Personally I NEVER use uninitialized primitives with their default values, and I only use nil because it is idiomatic and doing something else in the idiomatic cases would violate the Principle of Least Astonishment.

geraldss commented 1 year ago

@rsc: Do you envision this working:

type Node[T any] struct {
        val T;
}

func (n *Node[T]) Reset() {
        n.val = zero;
}
gophun commented 1 year ago

@jarrodhroberson

But I get it, a shorter name for "uninitialized default value" is desperately needed, but calling it zero is not the right one.

"Zero value" is an established term in Go land for 14 years now, that's what it's called in the spec and in every documentation written during those years. Every Go programmer knows the term, so calling it zero would be absolutely the right thing to do.

earthboundkid commented 1 year ago

should never have allowed uninitialized values

Go doesn't have uninitialized values in the sense that C does.

Anyway, we can't change how that works without doing Go 2, which is out of scope here.

Merovius commented 1 year ago

@geraldss Yes. In that code, n.val has type parameter type, so assigning zero to that is pretty much one of the main points.

geraldss commented 1 year ago

@Merovius That example has no restriction on the type. It can be any Go type. That's the focus of my question.

Merovius commented 1 year ago

@geraldss I don't understand what that changes. On the contrary - that is even more what this proposal is about. If it was constrained on, say constraints.Integer, it might conceivably be invalid as you could use 0. But if it can be any type, you need a word for the zero value that doesn't exist yet.

geraldss commented 1 year ago

@Merovius Yes, that's my point. I want to understand if @rsc envisions zero as universal or not, and if not, I want to understand if he envisions that example working or not.

Merovius commented 1 year ago

@geraldss I answered your question. It's also answered directly in this comment by @rsc:

zero is assignable to any variable of any type T that does not already have a short zero (0, "", nil), including when T is a type parameter with constraint any.

So, again, yes, your example is intended to work. Making it work is the point.

geraldss commented 1 year ago

Alright. If zero is universal in this context, I find the other restrictions on zero to be somewhat superfluous.

fzipp commented 1 year ago

If zero is universal in this context, I find the other restrictions on zero to be somewhat superfluous.

They avoid additional linters, style guide items and discussions.

jarrodhroberson commented 1 year ago

@jarrodhroberson so calling it zero would be absolutely the right thing to do.

even if it does not represent "" or 0 or 0.0 or whatever the "zero value" of the type is?

zero is not the same thing as the term "zero value" ...

one bad decision in naming does not justify more, it could and should be called something more semantically rich and importantly CORRECT. because "" is not 0.

rsc commented 1 year ago

@jarrodhroberson

Go so wants to NOT have the concept of null even though it absolutely does, and just calls it nil

Null and nil are just two names for the same concept.
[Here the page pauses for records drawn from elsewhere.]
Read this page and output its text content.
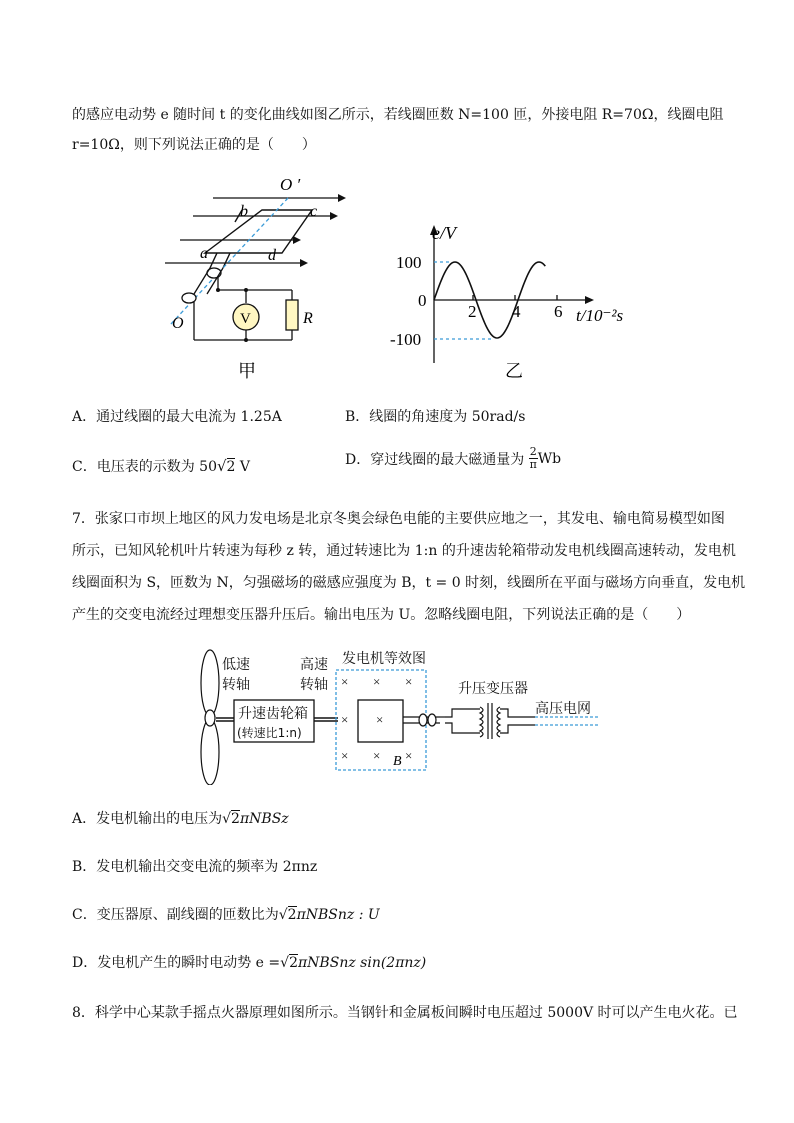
的感应电动势 e 随时间 t 的变化曲线如图乙所示，若线圈匝数 N=100 匝，外接电阻 R=70Ω，线圈电阻
r=10Ω，则下列说法正确的是（　　）
O ′
O
b	c
a	d
V	R
甲
e/V
100
0
-100
2 4 6 t/10⁻²s
乙
A．通过线圈的最大电流为 1.25A	B．线圈的角速度为 50rad/s
C．电压表的示数为 50√2 V	D．穿过线圈的最大磁通量为 $\frac{2}{\pi}$ Wb
7．张家口市坝上地区的风力发电场是北京冬奥会绿色电能的主要供应地之一，其发电、输电简易模型如图
所示，已知风轮机叶片转速为每秒 z 转，通过转速比为 1:n 的升速齿轮箱带动发电机线圈高速转动，发电机
线圈面积为 S，匝数为 N，匀强磁场的磁感应强度为 B，t = 0 时刻，线圈所在平面与磁场方向垂直，发电机
产生的交变电流经过理想变压器升压后。输出电压为 U。忽略线圈电阻，下列说法正确的是（　　）
× × ×
× ×
× × ×
B
低速
转轴
高速
转轴
升速齿轮箱
(转速比1:n)
发电机等效图
升压变压器
高压电网
A．发电机输出的电压为√2πNBSz
B．发电机输出交变电流的频率为 2πnz
C．变压器原、副线圈的匝数比为√2πNBSnz : U
D．发电机产生的瞬时电动势 e =√2πNBSnz sin(2πnz)
8．科学中心某款手摇点火器原理如图所示。当钢针和金属板间瞬时电压超过 5000V 时可以产生电火花。已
Some languages use one spelling, some use the other. Go happens to use nil. We have never said we don't have that concept.

one bad decision in naming does not justify more, it could and should be called something more semantically rich and importantly CORRECT. because "" is not 0.
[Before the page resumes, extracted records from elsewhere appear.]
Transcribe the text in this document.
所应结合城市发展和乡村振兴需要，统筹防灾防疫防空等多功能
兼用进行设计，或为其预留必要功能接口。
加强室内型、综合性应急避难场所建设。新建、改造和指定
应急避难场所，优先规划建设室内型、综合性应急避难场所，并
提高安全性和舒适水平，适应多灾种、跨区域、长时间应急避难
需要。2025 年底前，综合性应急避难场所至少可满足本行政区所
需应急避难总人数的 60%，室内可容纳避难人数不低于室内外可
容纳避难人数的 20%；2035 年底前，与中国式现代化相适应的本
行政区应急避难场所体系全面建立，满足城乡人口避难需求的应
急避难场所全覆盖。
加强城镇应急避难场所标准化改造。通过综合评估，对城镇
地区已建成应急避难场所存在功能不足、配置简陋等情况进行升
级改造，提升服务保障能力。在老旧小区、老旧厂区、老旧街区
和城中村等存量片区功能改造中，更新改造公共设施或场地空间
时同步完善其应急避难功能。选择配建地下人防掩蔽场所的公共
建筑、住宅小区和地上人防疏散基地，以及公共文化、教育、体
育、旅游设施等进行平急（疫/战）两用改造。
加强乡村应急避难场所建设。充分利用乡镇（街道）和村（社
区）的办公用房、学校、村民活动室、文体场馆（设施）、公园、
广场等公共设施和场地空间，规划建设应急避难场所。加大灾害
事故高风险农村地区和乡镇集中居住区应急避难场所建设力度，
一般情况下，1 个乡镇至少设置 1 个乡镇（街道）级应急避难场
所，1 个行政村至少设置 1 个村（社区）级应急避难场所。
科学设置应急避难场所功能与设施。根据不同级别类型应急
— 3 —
Thanks, you've made your point. Many of us respectfully disagree.

atdiar commented 1 year ago

@jarrodhroberson If it helps, the way to see it is that in Go, unassigned variables of some given types are auto-initialized. Some aren't e.g. maps, pointers and slices.

The default value of any variable is called the zero value.

Can see it as the "zero-assignment" value for a variable.

zero supersedes nil as it doesn't care about the actual type, initialization state or anything.